Climatic and Topographic Controls on the Global Distribution of Surge-type Glaciers: Implications for a Unifying Model of Surging

Abstract:

Controls on the global distribution of surge-type glaciers hold the keys to a better understanding of surge mechanisms. Our study represents the first investigation of the correlations between the global distribution of surge-type glaciers and climatic and geometric variables, using a new geodatabase inventorying all surge-type glaciers in the world. The highest densities of surge-type glaciers occur within an optimal climatic envelope bounded by temperature and precipitation. Across all regions with both surge-type and normal glaciers, the former are larger, especially at the cold, dry end of the climatic spectrum.

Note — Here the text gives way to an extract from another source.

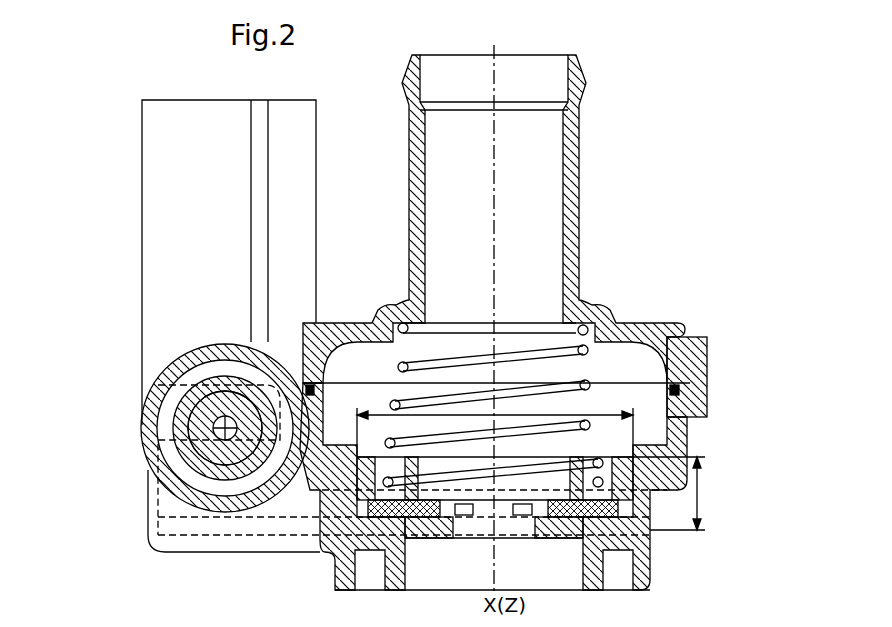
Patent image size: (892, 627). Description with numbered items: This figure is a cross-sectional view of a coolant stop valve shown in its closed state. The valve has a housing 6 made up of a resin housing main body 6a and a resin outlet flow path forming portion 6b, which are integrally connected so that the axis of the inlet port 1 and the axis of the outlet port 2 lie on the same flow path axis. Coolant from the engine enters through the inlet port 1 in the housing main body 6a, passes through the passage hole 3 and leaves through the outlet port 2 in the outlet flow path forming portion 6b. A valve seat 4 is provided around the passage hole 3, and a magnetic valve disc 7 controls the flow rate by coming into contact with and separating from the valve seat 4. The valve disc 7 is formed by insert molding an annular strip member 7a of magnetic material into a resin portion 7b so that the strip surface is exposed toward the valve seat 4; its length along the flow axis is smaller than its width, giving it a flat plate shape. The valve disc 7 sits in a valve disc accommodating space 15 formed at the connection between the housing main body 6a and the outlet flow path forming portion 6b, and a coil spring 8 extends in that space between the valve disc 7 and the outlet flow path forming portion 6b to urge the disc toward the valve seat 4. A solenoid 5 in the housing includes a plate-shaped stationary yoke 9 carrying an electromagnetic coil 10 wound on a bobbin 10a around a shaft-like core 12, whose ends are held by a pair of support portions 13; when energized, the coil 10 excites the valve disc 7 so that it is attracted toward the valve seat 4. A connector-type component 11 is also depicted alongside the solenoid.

Climate change can also alter the distribution of surge-type glaciers. A species distribution model, Maxent, accurately depicts the major clusters of surge-type glaciers using three variables: temperature, precipitation and glacier area, but under-predicts clusters found outside of the climatically optimal surge zone. We interpret the results in terms of a new enthalpy cycle model. Steady states require a balance between enthalpy gains generated by the balance flux and losses via heat conduction and meltwater discharge. This condition can be most easily satisfied in cold, dry environments (thin, low-flux glaciers, efficient conductive heat losses), and warm, humid environments (high meltwater discharges). Intermediate conditions correspond with the optimal surge zone, where neither heat conduction nor runoff can effectively discharge heat gains, and enthalpy cycling can result.